The Court rightfully determined that if Wife were to request a lump sum payment, Husband would receive his proportionate share of the payment. That is, if the COAP was drafted accordingly. [I interject here to also point out that 5 C.F.R. § 838.505 would also permit a COAP to be drafted wherein Wife could be barred from receiving a lump sum payment, if such payment would prevent Husband from receiving his portion of a monthly employee or former spouse survivor annuity.]

In the end, in overruling, the Court found that a QDRO or COAP preserves the retirement asset in such a way so that each party can procure the most benefit, and that the trial court’s use of the COAP would achieve an equitable result and was therefore not an abuse of discretion.

ATTORNEY FEES

In his final assignment of error, Husband argued the trial court abused its discretion in awarding Wife attorney fees. Husband contended the trial court’s basis for the attorney fee award, i.e., Wife’s inability to pay, was not justified because the trial court equalized the parties’ incomes.

Pursuant to R.C. 3105.73(A), a domestic relations court “may award all or part of reasonable attorney’s fees * * * to either party if the court finds the award equitable.” In determining whether an award of fees is equitable, the court may consider “the parties’ marital assets and income, any award of temporary spousal support, the conduct of the parties, and any other relevant factors the court deems appropriate.”

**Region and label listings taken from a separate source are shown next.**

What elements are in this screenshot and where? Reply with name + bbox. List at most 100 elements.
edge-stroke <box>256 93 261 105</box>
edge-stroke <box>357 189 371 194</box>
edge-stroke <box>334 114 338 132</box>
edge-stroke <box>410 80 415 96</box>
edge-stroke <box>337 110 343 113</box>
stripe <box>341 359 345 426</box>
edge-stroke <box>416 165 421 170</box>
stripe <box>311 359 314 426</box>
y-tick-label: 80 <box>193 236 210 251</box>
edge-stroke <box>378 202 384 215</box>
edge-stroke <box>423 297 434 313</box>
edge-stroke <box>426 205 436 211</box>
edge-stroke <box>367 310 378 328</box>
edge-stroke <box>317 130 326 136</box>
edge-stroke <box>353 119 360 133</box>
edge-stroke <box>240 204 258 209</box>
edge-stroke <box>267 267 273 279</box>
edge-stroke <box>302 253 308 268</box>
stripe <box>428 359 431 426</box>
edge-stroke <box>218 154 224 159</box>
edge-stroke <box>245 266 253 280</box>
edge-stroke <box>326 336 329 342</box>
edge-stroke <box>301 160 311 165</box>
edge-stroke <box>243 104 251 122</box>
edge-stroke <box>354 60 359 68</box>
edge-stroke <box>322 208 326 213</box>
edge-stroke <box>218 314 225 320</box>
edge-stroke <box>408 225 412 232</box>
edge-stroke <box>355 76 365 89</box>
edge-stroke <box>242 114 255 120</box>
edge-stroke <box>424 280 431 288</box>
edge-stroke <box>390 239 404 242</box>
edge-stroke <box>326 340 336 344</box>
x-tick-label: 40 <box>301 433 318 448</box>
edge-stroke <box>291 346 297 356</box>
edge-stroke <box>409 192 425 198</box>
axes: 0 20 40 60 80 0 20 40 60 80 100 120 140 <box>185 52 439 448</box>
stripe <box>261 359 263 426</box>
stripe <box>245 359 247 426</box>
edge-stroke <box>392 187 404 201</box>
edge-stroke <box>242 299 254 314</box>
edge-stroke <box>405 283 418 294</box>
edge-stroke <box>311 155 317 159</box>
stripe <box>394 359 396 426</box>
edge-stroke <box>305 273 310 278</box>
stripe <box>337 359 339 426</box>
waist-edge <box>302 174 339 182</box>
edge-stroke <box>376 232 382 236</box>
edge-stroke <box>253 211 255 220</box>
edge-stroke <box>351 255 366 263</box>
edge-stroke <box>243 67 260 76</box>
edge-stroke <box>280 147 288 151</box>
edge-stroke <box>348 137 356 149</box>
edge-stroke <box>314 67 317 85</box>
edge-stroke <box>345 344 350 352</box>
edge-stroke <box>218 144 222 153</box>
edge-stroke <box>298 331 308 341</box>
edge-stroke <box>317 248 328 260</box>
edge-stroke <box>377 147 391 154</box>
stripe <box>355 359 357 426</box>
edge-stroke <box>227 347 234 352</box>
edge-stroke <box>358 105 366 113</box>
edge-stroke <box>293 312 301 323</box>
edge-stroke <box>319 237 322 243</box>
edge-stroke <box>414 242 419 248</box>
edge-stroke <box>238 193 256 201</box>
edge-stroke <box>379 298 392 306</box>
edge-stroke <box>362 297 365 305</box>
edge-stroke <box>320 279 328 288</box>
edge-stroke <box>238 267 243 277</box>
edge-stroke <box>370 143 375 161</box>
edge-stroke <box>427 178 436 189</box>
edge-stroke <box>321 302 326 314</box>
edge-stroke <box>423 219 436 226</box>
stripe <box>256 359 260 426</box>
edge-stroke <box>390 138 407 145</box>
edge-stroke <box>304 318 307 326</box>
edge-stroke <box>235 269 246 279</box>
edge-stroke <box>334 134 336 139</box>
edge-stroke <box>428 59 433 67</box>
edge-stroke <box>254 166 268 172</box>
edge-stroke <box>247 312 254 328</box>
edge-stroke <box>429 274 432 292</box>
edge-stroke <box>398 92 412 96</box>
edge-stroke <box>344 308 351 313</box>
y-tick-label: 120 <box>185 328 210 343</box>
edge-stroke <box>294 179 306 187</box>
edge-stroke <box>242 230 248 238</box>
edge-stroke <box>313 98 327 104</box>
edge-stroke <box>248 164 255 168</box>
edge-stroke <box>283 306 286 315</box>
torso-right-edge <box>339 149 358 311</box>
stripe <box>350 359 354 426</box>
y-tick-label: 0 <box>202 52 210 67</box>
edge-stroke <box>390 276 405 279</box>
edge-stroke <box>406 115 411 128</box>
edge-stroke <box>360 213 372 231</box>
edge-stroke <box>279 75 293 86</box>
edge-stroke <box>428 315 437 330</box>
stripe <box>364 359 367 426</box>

Husband claimed, among other things, that Wife’s FERS pension was worth approximately $1,000,000.00 and she also had a Thrift Savings Plan (a deferred compensation plan, offered through Wife’s employer to supplement retirement benefits through FERS) of unknown value. However, the Court of Appeals, referring back to its previous discussion, found that the FERS had a present value of $177,911.96, as of November 12, 2012, NOT the $1,000,000.00 Husband’s expert claimed.

Further, the Court noted that trial court ordered that each party roll over one-half of the balance of his or her retirement accounts, including Wife’s Thrift Savings Plan, to the other spouse’s retirement accounts, thus equalizing both retirement accounts. The Court observed that these distributions were made to equally divide the marital assets.

Finally, the Court discerned from the record that Husband received free legal services from his colleagues at Jones Day. Thus, Wife owed the only attorney fees paid for legal representation in this divorce. Although Wife arguably had sufficient means to pay her attorney fees, the trial court equalized the cost of attorney fees between the parties just as it equalized the marital assets. The Court observed that Wife may earn enough income to support herself, but equity justified an award of 50 percent of her attorney fees. In this way, the Court of Appeals found, the trial court properly acted within its discretion to equally divide the parties’ assets and liabilities.